A construction company has provided concrete work for many years. Recently, their cost of cement has increased due to higher demand and market conditions. A company representative negotiates a lower cost with the supplier on the condition that they will do business together long-term. This is an example of cost savings because it lowers an existing, documented business expense.

Example 2

A local bakery is doing well in their sales, and they decide to leverage their increased profitability to redistribute some of their debts. Based on their most recent account ledgers, they are able to renegotiate the terms of the mortgage on their building to a lower interest rate, which lowers their monthly payment and overall amount due. By doing so, they are exercising cost savings by reducing a known, measurable current cost.

Example 3

Employees at a retail bookstore have typically been allowed to work unlimited overtime if they choose to do so. Due to market pressures and internal changes, the company decides they need to find a way to practice cost savings to increase profitability. The company decides to save on costs by limiting overtime for their employees unless they receive prior approval from a manager.
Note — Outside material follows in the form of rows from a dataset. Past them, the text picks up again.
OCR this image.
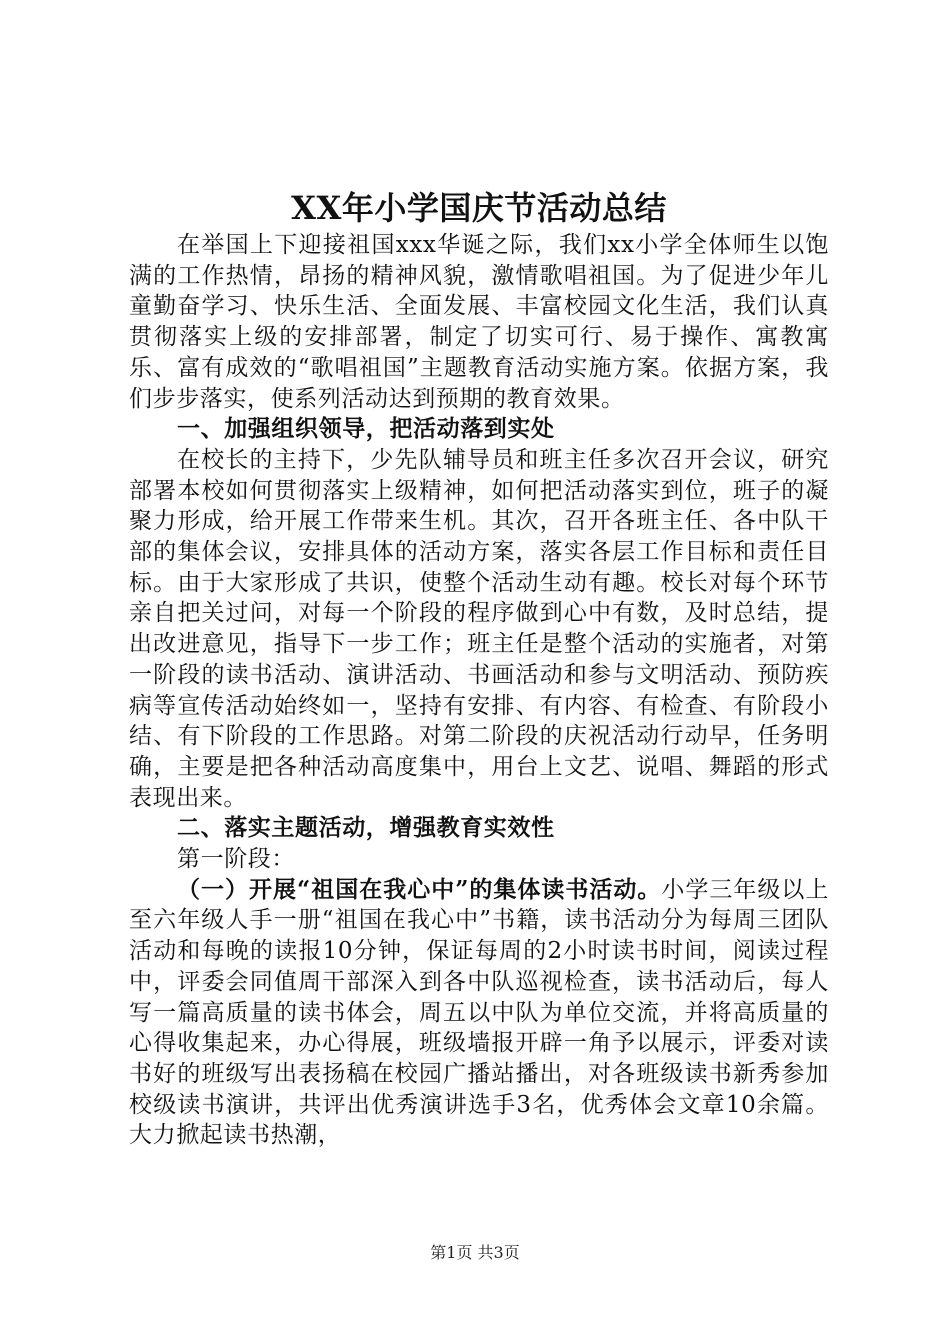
XX年小学国庆节活动总结

在举国上下迎接祖国xxx华诞之际，我们xx小学全体师生以饱满的工作热情，昂扬的精神风貌，激情歌唱祖国。为了促进少年儿童勤奋学习、快乐生活、全面发展、丰富校园文化生活，我们认真贯彻落实上级的安排部署，制定了切实可行、易于操作、寓教寓乐、富有成效的“歌唱祖国”主题教育活动实施方案。依据方案，我们步步落实，使系列活动达到预期的教育效果。

一、加强组织领导，把活动落到实处

在校长的主持下，少先队辅导员和班主任多次召开会议，研究部署本校如何贯彻落实上级精神，如何把活动落实到位，班子的凝聚力形成，给开展工作带来生机。其次，召开各班主任、各中队干部的集体会议，安排具体的活动方案，落实各层工作目标和责任目标。由于大家形成了共识，使整个活动生动有趣。校长对每个环节亲自把关过问，对每一个阶段的程序做到心中有数，及时总结，提出改进意见，指导下一步工作；班主任是整个活动的实施者，对第一阶段的读书活动、演讲活动、书画活动和参与文明活动、预防疾病等宣传活动始终如一，坚持有安排、有内容、有检查、有阶段小结、有下阶段的工作思路。对第二阶段的庆祝活动行动早，任务明确，主要是把各种活动高度集中，用台上文艺、说唱、舞蹈的形式表现出来。

二、落实主题活动，增强教育实效性

第一阶段：

（一）开展“祖国在我心中”的集体读书活动。小学三年级以上至六年级人手一册“祖国在我心中”书籍，读书活动分为每周三团队活动和每晚的读报10分钟，保证每周的2小时读书时间，阅读过程中，评委会同值周干部深入到各中队巡视检查，读书活动后，每人写一篇高质量的读书体会，周五以中队为单位交流，并将高质量的心得收集起来，办心得展，班级墙报开辟一角予以展示，评委对读书好的班级写出表扬稿在校园广播站播出，对各班级读书新秀参加校级读书演讲，共评出优秀演讲选手3名，优秀体会文章10余篇。大力掀起读书热潮，

第1页 共3页
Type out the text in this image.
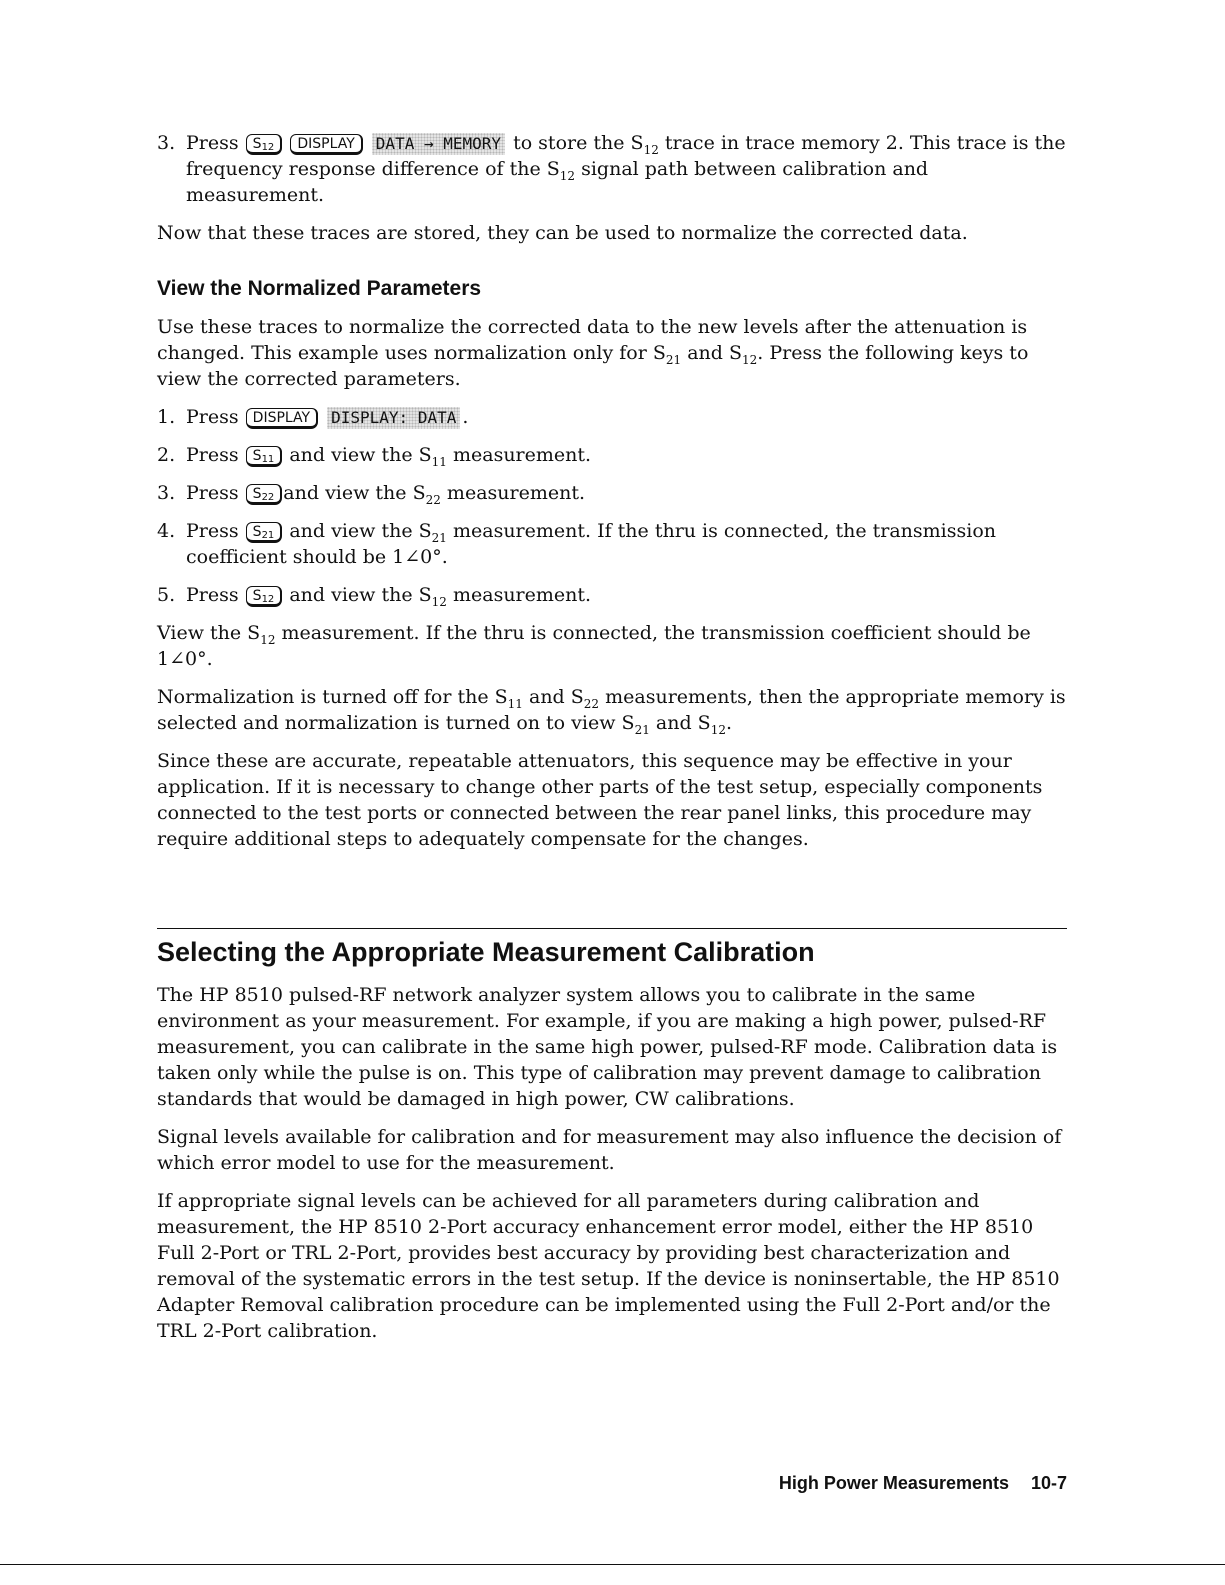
3. Press $S_{12}$ DISPLAY DATA → MEMORY to store the $S_{12}$ trace in trace memory 2. This trace is the frequency response difference of the $S_{12}$ signal path between calibration and measurement.

Now that these traces are stored, they can be used to normalize the corrected data.

View the Normalized Parameters

Use these traces to normalize the corrected data to the new levels after the attenuation is changed. This example uses normalization only for $S_{21}$ and $S_{12}$. Press the following keys to view the corrected parameters.

1. Press DISPLAY DISPLAY: DATA .
2. Press $S_{11}$ and view the $S_{11}$ measurement.
3. Press $S_{22}$ and view the $S_{22}$ measurement.
4. Press $S_{21}$ and view the $S_{21}$ measurement. If the thru is connected, the transmission coefficient should be 1∠0°.
5. Press $S_{12}$ and view the $S_{12}$ measurement.

View the $S_{12}$ measurement. If the thru is connected, the transmission coefficient should be 1∠0°.

Normalization is turned off for the $S_{11}$ and $S_{22}$ measurements, then the appropriate memory is selected and normalization is turned on to view $S_{21}$ and $S_{12}$.

Since these are accurate, repeatable attenuators, this sequence may be effective in your application. If it is necessary to change other parts of the test setup, especially components connected to the test ports or connected between the rear panel links, this procedure may require additional steps to adequately compensate for the changes.

Selecting the Appropriate Measurement Calibration

The HP 8510 pulsed-RF network analyzer system allows you to calibrate in the same environment as your measurement. For example, if you are making a high power, pulsed-RF measurement, you can calibrate in the same high power, pulsed-RF mode. Calibration data is taken only while the pulse is on. This type of calibration may prevent damage to calibration standards that would be damaged in high power, CW calibrations.

Signal levels available for calibration and for measurement may also influence the decision of which error model to use for the measurement.

If appropriate signal levels can be achieved for all parameters during calibration and measurement, the HP 8510 2-Port accuracy enhancement error model, either the HP 8510 Full 2-Port or TRL 2-Port, provides best accuracy by providing best characterization and removal of the systematic errors in the test setup. If the device is noninsertable, the HP 8510 Adapter Removal calibration procedure can be implemented using the Full 2-Port and/or the TRL 2-Port calibration.

High Power Measurements 10-7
This reduces their known labor costs and saves them money.

FAQ

What are examples of cost avoidance?

Cost avoidance is the preservation of existing spending to prevent price increases due to inflation, economics or the rising costs of products or services. An example of cost avoidance is when a company purchases an extended equipment warranty to limit maintenance costs or out-of-pocket expenses.

What are avoided cost savings?

Definition: “Soft” cost savings/avoidance can be described as actions that lower potential price increases so that a company does not have as many costs in the future. Process improvements that positively impact efficiency, productivity, customer satisfaction, etc.; over time, the cost avoidance becomes cost savings.

How is cost avoidance savings calculated?

Cost saving can occur when a business reduces an existing expense. For example, swapping out incandescent bulbs for LEDs can result in a lower monthly electric bill. An avoided cost, on the other hand, is one that is not incurred. For example, spending on cybersecurity can avoid costs of a data breach.